My father is a bit of a grump. I love him, but he’s a grump. He tells me that it’s great that I’m working these days, even though I’m not making very much money and then later he complains that I’m not home for the whole day. He tells me that I am so creative and talented and that one day I’m going to zoom away (on what I can only assume is a witch’s broomstick) and then he also says that my job at the packaging warehouse is good work. My grumpy troll of a father is a bit of a contradiction.
But that can’t really be a bad thing, can it? Life is a contradiction. Isn’t life just the process of our own decay? Each day, we go one day further from our birth and one day closer to our death. Wait. I thought that life is all about living, right? This is why some people smoke or drink a lot while others volunteer sixty hours a week trying to help others in various parts of the globe. Life isn’t about imminent death but about the experience. We’ve got to enjoy our time here on earth.
My dad is one of those folks who has always been about living a life full of adventure and awesomeness. He rode on a freight train in college, a trip that landed him in jail. He worked odd jobs in college to make money so he and my mom could continue in school. He was a colonel in the army and he gave that all up a bit early to become a farmer a block away from his parents’ estate.

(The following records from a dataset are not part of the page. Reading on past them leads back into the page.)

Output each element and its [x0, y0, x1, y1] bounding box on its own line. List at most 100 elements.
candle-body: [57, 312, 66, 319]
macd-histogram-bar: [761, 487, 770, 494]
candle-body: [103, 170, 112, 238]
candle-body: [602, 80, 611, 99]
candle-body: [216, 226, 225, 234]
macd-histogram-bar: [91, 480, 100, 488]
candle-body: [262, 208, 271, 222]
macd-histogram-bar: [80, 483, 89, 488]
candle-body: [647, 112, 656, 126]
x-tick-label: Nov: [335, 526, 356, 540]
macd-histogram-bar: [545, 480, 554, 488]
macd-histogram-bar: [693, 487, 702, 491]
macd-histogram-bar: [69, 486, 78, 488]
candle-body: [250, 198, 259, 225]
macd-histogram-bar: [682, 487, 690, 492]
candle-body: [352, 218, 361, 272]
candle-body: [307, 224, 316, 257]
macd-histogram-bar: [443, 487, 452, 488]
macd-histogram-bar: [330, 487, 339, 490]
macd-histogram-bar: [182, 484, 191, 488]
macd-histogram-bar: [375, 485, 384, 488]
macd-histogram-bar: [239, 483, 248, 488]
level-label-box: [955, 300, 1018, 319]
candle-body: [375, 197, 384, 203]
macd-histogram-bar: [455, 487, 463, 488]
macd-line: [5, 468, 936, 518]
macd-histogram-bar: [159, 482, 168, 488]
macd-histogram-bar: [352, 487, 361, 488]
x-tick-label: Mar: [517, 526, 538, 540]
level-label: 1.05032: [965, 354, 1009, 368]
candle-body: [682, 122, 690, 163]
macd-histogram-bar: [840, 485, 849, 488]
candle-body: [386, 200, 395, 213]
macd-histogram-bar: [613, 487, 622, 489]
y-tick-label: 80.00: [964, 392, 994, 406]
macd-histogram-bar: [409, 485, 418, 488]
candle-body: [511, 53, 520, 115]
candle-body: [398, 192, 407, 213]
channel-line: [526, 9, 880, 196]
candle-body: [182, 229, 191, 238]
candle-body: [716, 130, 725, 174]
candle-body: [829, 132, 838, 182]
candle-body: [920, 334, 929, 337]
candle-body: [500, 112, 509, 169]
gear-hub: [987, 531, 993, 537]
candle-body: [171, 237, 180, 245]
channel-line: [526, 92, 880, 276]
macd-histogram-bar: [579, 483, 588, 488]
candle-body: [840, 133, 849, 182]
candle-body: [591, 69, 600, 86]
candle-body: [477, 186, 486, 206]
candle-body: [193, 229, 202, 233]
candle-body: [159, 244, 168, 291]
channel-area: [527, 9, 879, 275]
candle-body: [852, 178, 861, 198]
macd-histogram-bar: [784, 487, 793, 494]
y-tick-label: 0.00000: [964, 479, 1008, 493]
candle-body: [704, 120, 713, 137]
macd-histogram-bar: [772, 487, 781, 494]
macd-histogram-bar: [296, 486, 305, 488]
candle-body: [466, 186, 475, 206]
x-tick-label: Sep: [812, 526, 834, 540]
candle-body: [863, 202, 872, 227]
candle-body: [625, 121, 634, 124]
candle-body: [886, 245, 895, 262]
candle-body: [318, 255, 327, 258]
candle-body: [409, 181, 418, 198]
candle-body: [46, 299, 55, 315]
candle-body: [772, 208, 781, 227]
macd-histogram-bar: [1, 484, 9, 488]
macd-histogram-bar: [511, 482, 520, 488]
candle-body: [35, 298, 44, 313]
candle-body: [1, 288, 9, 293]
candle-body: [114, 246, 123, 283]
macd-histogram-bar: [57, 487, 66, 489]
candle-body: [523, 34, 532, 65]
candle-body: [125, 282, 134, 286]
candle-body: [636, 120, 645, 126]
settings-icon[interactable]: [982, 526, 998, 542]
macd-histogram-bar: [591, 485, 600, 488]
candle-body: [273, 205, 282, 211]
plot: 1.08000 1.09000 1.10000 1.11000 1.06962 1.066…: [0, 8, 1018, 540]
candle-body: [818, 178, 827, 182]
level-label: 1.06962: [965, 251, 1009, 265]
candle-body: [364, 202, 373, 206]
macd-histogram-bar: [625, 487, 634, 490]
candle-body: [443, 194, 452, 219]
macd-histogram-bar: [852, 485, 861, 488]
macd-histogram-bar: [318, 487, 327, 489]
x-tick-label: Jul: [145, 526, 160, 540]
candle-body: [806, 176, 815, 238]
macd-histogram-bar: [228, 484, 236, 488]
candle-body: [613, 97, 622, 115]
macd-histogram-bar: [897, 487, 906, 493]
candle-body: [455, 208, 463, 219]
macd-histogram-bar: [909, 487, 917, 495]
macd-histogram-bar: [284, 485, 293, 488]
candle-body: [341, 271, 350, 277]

These days, my Pops is starting to complain about the weather and politics. He’s starting to be one of those old guys you laugh at in the movies, the ones that sit at the counter at the local diner and speculate about the new girl who’s going to go after the bartender. My dad is a bit like those guys. He’s definitely grumpy and his attitude is often a bit trollish, but I still think he’s a good guy. Because even if I think he’s a grumpy old troll, if I (his smart, amazing daughter) wanted to go over his bridge, he’d let me.